The photo below is the only one I managed to get with nobody else in it. In practice, I was on the hill with lots of other people, and this, combined with the wind chill, made operating a challenge. I started by calling on 2m, but could only manage 2 QSOs there. So, it was time for HF: I set up my SOTA pole at half-height, leaving the ends of my 30m dipole dangling, knowing I would be weak, but hoping that would be adequate to get the magic four QSOs total. It was, and after completing with another 4 people on 30m, I got off the hill as soon as possible.
The ascent took 1h25 and the descent took about 1h10. The ascent is 440m over a 2 mile path.

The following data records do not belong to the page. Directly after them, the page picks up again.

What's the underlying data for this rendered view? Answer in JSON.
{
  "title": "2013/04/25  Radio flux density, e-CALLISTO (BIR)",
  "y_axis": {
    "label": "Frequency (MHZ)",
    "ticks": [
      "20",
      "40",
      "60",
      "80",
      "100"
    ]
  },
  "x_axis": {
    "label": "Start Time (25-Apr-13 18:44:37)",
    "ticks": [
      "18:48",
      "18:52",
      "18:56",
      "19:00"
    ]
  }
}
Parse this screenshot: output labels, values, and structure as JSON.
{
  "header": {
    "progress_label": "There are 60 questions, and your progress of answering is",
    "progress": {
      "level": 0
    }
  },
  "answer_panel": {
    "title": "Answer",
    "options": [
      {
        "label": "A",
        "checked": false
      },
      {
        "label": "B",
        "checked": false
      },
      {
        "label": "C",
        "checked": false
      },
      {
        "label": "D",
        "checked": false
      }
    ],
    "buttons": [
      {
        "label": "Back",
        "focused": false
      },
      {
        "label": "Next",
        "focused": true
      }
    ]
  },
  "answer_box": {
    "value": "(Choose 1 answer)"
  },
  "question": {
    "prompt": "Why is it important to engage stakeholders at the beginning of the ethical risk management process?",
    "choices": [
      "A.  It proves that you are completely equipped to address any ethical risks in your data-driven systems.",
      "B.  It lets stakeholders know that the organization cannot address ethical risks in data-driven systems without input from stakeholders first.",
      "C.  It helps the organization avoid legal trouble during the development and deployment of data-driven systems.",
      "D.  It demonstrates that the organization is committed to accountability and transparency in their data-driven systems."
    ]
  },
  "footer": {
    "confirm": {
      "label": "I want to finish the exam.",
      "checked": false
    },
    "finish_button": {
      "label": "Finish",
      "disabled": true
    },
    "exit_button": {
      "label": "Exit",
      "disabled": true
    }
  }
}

I had planned to activate the other SOTA qualifying hill in this valley, Fan Fawr (GW/SW-005) on the same day, but looking across at it from Pen Y Fan, it clearly had as much snow on it. I didn’t know Fan Fawr at all, but knew there would not be such a good, distinguishable path, so I opted to leave that one for another day, and to head instead back towards the campsite, so I could activate Mynydd Llangorse, which I hadn’t done yesterday.

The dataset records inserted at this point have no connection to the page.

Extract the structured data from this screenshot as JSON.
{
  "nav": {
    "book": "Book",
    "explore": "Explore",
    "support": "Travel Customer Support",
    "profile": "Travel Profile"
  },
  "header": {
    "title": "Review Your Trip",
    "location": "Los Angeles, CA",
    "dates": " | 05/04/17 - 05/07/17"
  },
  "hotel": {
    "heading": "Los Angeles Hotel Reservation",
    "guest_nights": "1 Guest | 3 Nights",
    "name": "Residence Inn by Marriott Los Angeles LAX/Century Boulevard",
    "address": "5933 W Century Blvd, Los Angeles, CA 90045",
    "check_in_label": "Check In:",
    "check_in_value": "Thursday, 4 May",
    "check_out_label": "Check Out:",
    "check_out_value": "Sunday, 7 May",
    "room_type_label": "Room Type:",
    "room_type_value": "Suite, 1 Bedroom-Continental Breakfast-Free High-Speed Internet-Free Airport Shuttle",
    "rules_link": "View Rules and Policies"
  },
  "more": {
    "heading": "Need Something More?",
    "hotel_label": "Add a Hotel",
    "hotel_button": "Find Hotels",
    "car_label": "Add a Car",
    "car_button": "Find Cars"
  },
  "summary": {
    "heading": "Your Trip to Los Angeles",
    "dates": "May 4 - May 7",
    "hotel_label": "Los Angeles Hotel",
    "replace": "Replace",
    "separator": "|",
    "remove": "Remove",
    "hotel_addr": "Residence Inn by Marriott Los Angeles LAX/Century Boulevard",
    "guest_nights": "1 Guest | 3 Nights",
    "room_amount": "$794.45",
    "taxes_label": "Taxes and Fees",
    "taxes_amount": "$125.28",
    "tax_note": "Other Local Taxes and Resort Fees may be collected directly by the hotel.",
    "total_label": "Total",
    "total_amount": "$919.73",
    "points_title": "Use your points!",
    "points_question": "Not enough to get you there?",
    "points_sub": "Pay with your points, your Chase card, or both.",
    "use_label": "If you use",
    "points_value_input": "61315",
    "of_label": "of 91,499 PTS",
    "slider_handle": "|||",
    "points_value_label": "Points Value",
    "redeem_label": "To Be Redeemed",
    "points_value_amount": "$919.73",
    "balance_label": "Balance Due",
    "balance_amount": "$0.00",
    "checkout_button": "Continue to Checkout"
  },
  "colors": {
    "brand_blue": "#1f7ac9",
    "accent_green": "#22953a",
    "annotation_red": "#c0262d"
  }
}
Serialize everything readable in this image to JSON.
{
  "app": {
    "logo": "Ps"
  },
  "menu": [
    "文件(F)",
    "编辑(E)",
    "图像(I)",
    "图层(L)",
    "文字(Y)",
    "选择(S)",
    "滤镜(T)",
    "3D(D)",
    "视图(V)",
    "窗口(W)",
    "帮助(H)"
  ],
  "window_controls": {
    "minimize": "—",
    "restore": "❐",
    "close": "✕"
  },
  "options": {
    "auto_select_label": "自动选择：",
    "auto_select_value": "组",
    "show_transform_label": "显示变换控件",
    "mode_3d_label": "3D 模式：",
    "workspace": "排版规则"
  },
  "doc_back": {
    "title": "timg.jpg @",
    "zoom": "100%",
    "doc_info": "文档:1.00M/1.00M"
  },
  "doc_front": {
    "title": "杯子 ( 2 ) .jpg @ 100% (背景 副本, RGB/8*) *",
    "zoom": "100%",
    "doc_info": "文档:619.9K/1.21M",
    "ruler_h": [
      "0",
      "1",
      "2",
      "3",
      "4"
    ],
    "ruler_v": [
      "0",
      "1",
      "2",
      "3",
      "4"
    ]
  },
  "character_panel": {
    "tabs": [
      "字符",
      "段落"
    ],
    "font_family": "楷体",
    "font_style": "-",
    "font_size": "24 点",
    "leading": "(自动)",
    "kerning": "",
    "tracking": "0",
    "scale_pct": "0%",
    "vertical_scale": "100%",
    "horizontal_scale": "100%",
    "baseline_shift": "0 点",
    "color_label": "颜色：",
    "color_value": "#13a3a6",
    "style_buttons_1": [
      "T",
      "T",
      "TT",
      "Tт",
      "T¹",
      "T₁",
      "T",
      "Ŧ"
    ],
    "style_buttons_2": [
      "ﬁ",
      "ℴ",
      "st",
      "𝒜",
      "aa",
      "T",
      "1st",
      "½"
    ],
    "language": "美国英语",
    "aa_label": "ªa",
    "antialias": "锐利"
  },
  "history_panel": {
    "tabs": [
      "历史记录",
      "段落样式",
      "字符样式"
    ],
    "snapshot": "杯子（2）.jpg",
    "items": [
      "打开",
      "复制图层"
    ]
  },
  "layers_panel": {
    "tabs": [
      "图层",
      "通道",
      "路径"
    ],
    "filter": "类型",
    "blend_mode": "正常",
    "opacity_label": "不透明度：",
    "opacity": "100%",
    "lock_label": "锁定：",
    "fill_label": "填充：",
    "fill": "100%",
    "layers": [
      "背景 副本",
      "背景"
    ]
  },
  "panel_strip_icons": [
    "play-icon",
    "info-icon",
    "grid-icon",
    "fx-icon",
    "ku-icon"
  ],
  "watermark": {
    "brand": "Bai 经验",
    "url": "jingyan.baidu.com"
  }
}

GW/SW-015 Mynydd Llangorse
And so it was that I found myself parking in the same place as 24 hours previously, but this time to head up in the other direction to the 2-point Mynydd Llangorse.
From the road, it looks as though the two Mynydds are about the same height and steepness as each other, but this is an illusion. Mynydd Llangorse does rise sharply at first but it isn’t so steep as to need those slippery footholes that I’d struggled with yesterday. Instead, the path winds around the fort at NGR SO160278 (though you wouldn’t know it was a fort without the map’s indication – too little remains for a non-expert to tell), and soon levels out to another flat-topped hill with some lovely views looking back towards Pen Y Fan.

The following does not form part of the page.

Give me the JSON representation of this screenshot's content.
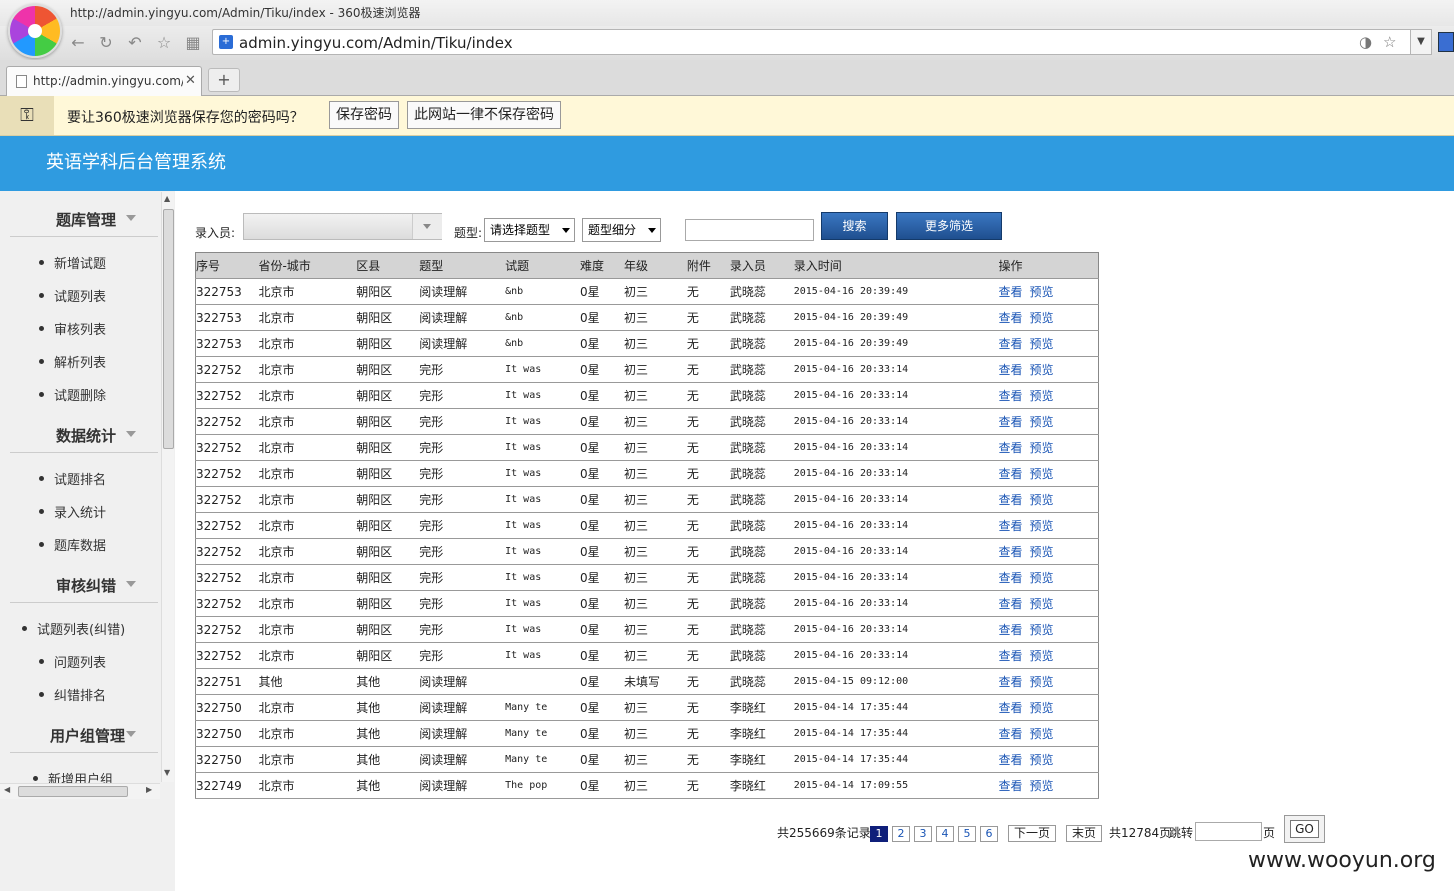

The flat top means there’s a large activation zone for SOTA and I set up a little away from the summit, instead choosing the Cairn at the point where two paths cross at SO1592567. In doing so, there was more space to set up my dipole without having to wade through too much heather.
With no rain, and without the snow covering at this altitude, this was a much more pleasant activation, and I took my time making the 10 QSOs on 30m, before heading back to the car. The ascent took about 40 minutes, and the descent about 30 minutes.